“Sick?” said I. “Nonsense!”

“No nonsense about it,” he replied.

The truth was, that the boarder was right and I was wrong. We had spent several months at Rudder Grange, and during this time Euphemia had been working very hard, and she really did begin to look pale and thin. Indeed, it would be very wearying for any woman of culture and refinement, unused to house-work, to cook and care for two men, and to do all the work of a canal-boat besides.

But I saw Euphemia so constantly, and thought so much of her, and had her image so continually in my heart, that I did not notice this until our boarder now called my attention to it. I was sorry that he had to do it.

“If I were in your place,” said he, “I would get her a servant.”

“If you were in my place,” I replied, somewhat cuttingly, “you would probably suggest a lot of little things which would make everything very easy for her.”
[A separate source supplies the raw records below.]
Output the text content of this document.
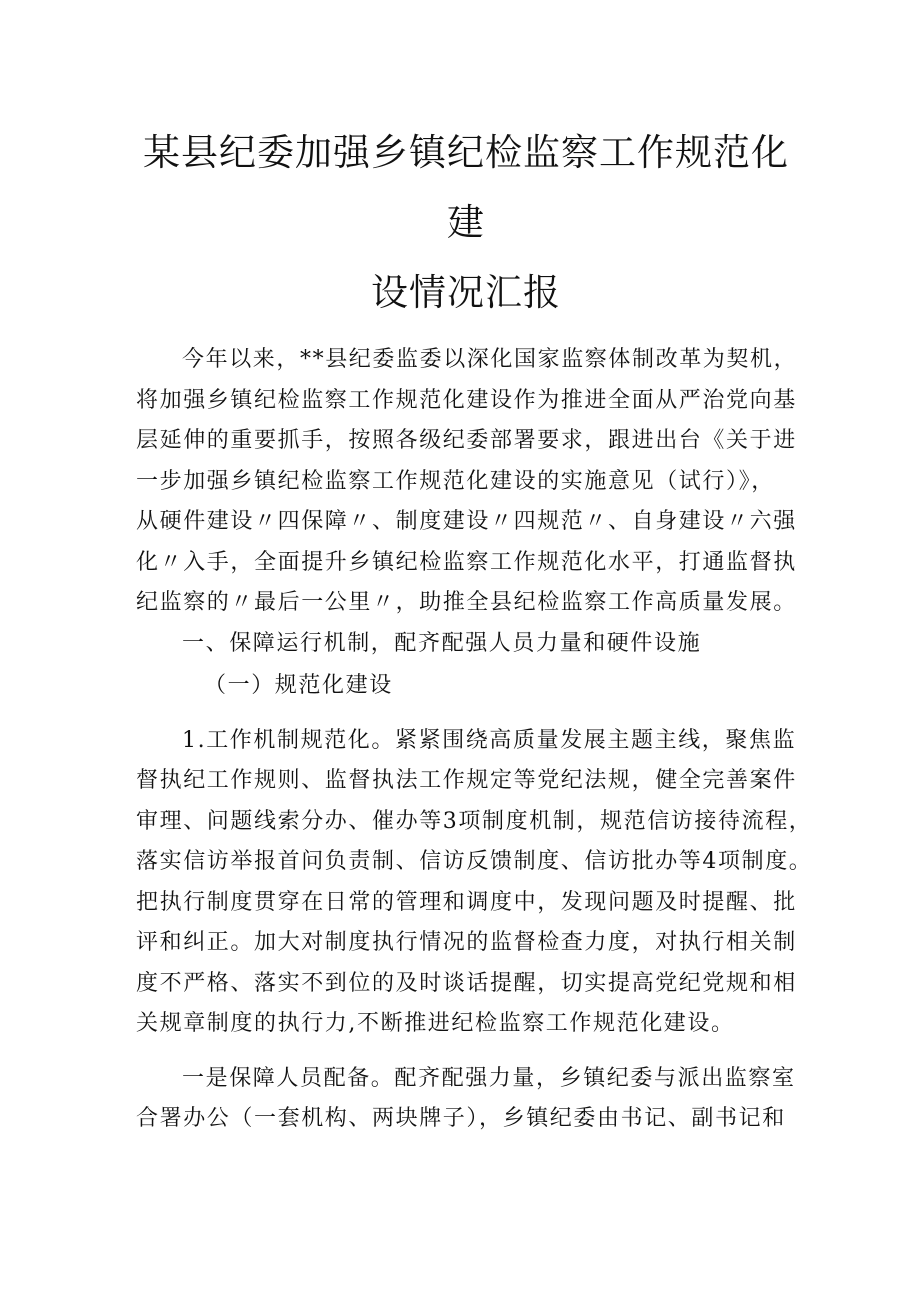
某县纪委加强乡镇纪检监察工作规范化建
设情况汇报
今年以来，**县纪委监委以深化国家监察体制改革为契机，
将加强乡镇纪检监察工作规范化建设作为推进全面从严治党向基
层延伸的重要抓手，按照各级纪委部署要求，跟进出台《关于进
一步加强乡镇纪检监察工作规范化建设的实施意见（试行）》，
从硬件建设〃四保障〃、制度建设〃四规范〃、自身建设〃六强
化〃入手，全面提升乡镇纪检监察工作规范化水平，打通监督执
纪监察的〃最后一公里〃，助推全县纪检监察工作高质量发展。
一、保障运行机制，配齐配强人员力量和硬件设施
（一）规范化建设
1.工作机制规范化。紧紧围绕高质量发展主题主线，聚焦监
督执纪工作规则、监督执法工作规定等党纪法规，健全完善案件
审理、问题线索分办、催办等3项制度机制，规范信访接待流程，
落实信访举报首问负责制、信访反馈制度、信访批办等4项制度。
把执行制度贯穿在日常的管理和调度中，发现问题及时提醒、批
评和纠正。加大对制度执行情况的监督检查力度，对执行相关制
度不严格、落实不到位的及时谈话提醒，切实提高党纪党规和相
关规章制度的执行力,不断推进纪检监察工作规范化建设。
一是保障人员配备。配齐配强力量，乡镇纪委与派出监察室
合署办公（一套机构、两块牌子），乡镇纪委由书记、副书记和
“I'd try to,” he answered, without getting in the least angry.

Although I felt annoyed that he had suggested it, still I made up my mind that Euphemia must have a servant.

She agreed quite readily when I proposed the plan, and she urged me to go and see the carpenter that very day, and get him to come and partition off a little room for the girl.

It was some time, of course, before the room was made (for who ever heard of a carpenter coming at the very time he was wanted?) and, when it was finished, Euphemia occupied all her spare moments in getting it in nice order for the servant when she should come. I thought she was taking too much trouble, but she had her own ideas about such things.